Agegians thus became the ‘market gardeners of Lagos’. In 1910, 66% of the agricultural land in Yorubaland was located in Agege – after that, Ibadan began to catch up with Agege. Agege's prosperity was visible from afar: the cocoa farmers could afford to cover their roofs with zinc plates that reflected the sun.

Since 1900, Coker, together with local traders from Lagos such as Peter Thomas and Samuel Pearse, had been exporting products from Agege directly to Europe and America (i.e. without European middlemen) and chartering ships specifically for this purpose. In 1916, ‘native companies’ exported 2,510 tonnes or 13% of all Nigerian goods in this way, which was remarkable for an African colony (in most African colonies, the colonial power had a monopoly on trade, banking and shipping, so that the ‘natives’ did not usually sell their products abroad themselves.).

== Decline ==
In 1920, the price of cocoa beans collapsed on the world markets due to a decline in economic demand – but also because the Ivory Coast and the Gold Coast (now Ghana) had started to export cocoa beans: today's global market leaders.

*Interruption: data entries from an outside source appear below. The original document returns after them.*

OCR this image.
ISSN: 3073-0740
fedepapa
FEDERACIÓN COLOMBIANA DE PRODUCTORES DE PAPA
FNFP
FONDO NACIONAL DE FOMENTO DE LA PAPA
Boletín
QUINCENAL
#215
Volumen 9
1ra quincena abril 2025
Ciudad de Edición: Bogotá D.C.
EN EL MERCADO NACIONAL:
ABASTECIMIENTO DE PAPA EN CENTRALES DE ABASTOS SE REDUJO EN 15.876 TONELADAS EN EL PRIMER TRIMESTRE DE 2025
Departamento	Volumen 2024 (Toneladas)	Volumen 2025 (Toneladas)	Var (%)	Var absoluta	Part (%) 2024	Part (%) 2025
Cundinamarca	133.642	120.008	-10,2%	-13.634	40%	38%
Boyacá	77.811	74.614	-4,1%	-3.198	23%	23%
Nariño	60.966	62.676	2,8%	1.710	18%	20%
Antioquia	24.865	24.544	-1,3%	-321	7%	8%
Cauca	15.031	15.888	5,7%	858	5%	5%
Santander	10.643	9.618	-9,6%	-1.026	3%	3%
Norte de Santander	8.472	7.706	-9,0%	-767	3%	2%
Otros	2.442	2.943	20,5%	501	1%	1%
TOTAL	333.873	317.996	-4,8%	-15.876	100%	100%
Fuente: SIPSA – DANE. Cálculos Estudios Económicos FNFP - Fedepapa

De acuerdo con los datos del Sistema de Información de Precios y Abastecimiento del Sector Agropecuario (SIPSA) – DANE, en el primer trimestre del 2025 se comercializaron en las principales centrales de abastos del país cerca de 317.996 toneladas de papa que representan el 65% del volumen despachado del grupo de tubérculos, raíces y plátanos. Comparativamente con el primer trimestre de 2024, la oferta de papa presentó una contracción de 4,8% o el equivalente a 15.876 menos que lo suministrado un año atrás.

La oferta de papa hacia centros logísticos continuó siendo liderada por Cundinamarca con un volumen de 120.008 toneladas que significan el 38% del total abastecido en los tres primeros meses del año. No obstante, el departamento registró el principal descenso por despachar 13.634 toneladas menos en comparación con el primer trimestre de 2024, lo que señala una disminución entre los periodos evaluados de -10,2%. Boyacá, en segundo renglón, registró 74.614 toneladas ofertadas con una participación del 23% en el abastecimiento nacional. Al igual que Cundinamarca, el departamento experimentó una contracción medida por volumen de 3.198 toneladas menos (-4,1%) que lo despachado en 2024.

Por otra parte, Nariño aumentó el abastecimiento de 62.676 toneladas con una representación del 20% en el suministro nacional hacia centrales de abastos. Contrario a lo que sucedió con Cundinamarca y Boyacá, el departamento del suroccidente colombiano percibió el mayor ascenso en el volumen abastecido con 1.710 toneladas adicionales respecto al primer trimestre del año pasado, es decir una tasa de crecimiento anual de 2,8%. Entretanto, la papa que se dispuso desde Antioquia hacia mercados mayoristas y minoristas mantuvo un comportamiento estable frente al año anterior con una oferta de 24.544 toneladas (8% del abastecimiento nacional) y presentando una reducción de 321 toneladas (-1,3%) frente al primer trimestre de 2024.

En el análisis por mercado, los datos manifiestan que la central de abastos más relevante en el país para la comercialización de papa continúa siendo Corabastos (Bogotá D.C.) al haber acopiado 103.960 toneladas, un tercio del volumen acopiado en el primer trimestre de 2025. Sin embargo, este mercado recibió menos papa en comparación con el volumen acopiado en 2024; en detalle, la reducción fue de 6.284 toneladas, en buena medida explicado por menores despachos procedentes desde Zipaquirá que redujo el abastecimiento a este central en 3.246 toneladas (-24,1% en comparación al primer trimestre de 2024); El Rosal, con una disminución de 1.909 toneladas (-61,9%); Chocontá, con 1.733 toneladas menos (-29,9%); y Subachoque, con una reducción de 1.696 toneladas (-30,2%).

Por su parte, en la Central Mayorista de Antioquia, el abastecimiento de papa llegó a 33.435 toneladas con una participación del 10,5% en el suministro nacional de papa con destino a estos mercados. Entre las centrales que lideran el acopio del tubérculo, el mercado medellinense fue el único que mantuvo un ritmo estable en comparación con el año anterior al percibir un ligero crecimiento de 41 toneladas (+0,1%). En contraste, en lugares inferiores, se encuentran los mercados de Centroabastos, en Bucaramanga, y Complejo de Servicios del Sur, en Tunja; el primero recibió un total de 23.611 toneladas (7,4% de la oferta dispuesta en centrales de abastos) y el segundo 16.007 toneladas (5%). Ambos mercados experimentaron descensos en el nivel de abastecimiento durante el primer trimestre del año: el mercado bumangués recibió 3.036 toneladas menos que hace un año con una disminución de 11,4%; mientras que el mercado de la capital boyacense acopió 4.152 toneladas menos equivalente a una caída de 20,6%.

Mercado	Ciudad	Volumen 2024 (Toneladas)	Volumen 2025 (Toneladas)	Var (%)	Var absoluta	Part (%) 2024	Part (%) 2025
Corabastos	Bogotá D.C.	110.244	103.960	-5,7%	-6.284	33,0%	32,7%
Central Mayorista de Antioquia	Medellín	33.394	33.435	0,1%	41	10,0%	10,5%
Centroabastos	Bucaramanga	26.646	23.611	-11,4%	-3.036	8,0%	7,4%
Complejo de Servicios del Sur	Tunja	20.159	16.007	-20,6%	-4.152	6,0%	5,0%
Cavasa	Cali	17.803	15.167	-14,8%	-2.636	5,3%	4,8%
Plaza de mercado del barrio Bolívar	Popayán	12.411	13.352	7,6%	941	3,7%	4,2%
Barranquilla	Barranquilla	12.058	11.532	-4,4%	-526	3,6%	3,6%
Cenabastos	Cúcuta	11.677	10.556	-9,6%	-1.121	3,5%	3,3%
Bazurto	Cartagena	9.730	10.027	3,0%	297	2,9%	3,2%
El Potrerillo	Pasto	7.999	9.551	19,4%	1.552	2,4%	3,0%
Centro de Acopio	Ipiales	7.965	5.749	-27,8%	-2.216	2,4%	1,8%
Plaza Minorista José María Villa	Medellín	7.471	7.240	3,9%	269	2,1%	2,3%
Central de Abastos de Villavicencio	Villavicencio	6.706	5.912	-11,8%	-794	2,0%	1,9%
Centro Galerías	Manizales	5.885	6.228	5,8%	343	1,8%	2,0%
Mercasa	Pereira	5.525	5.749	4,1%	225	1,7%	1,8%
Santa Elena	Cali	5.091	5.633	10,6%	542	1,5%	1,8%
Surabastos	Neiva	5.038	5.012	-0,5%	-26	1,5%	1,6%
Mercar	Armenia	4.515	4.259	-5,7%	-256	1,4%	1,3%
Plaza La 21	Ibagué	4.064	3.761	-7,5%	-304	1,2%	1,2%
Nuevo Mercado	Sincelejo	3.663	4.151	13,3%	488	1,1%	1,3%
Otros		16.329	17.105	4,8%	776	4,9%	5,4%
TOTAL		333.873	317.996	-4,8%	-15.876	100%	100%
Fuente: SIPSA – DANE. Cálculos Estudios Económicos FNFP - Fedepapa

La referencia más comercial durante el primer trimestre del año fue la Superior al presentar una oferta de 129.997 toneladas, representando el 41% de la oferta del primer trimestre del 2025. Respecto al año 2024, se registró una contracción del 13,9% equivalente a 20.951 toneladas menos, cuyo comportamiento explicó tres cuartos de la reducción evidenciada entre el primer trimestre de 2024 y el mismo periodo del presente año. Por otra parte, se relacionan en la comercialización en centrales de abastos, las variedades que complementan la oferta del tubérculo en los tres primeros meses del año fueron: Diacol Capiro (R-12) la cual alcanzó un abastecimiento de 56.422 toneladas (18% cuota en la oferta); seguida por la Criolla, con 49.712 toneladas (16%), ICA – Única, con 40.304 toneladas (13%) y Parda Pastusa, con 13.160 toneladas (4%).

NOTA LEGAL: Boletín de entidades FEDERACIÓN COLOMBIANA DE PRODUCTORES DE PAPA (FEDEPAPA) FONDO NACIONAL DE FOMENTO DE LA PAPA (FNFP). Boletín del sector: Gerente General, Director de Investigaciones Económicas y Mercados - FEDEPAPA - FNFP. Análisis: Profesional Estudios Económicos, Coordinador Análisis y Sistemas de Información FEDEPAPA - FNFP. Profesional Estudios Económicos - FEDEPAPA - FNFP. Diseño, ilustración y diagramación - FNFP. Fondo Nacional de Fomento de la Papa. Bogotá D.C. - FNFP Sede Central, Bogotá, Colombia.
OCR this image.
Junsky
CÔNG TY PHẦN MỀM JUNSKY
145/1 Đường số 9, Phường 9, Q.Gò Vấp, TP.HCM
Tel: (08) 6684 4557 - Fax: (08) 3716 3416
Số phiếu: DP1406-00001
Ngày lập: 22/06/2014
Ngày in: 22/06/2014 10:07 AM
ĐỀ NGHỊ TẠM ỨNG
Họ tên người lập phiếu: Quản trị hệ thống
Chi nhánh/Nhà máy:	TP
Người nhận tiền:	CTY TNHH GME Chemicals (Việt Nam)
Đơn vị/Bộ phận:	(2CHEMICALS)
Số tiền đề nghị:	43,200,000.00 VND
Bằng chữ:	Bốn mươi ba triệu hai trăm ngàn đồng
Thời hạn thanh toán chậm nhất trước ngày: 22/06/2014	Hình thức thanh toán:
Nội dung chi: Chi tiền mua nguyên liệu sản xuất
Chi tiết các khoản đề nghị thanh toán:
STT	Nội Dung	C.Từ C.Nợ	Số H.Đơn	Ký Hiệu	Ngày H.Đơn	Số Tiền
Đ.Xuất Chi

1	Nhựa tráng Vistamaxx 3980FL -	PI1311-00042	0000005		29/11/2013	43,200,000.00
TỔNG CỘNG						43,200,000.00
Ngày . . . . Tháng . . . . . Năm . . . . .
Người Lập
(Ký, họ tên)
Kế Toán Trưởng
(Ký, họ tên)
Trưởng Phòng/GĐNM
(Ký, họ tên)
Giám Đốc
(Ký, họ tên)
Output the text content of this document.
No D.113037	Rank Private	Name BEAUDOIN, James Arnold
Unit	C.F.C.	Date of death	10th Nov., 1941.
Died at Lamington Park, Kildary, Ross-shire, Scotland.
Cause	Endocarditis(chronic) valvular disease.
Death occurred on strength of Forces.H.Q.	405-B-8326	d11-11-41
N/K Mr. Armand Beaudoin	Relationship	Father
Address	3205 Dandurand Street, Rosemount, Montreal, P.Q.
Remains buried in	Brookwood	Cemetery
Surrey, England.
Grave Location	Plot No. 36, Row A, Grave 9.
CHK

The APU was recognised by the colonial administration in 1926.

The cocoa trees of Agege were cut down around 1930 and replaced by kola trees. After the Second World War, Lagos expanded to Agege and swallowed up the village, with agriculture moving to other regions. APU ceased operations in 1937. Jacob Coker died in 1945, leaving debts of £1,817 (he had spent large amounts for the African Church).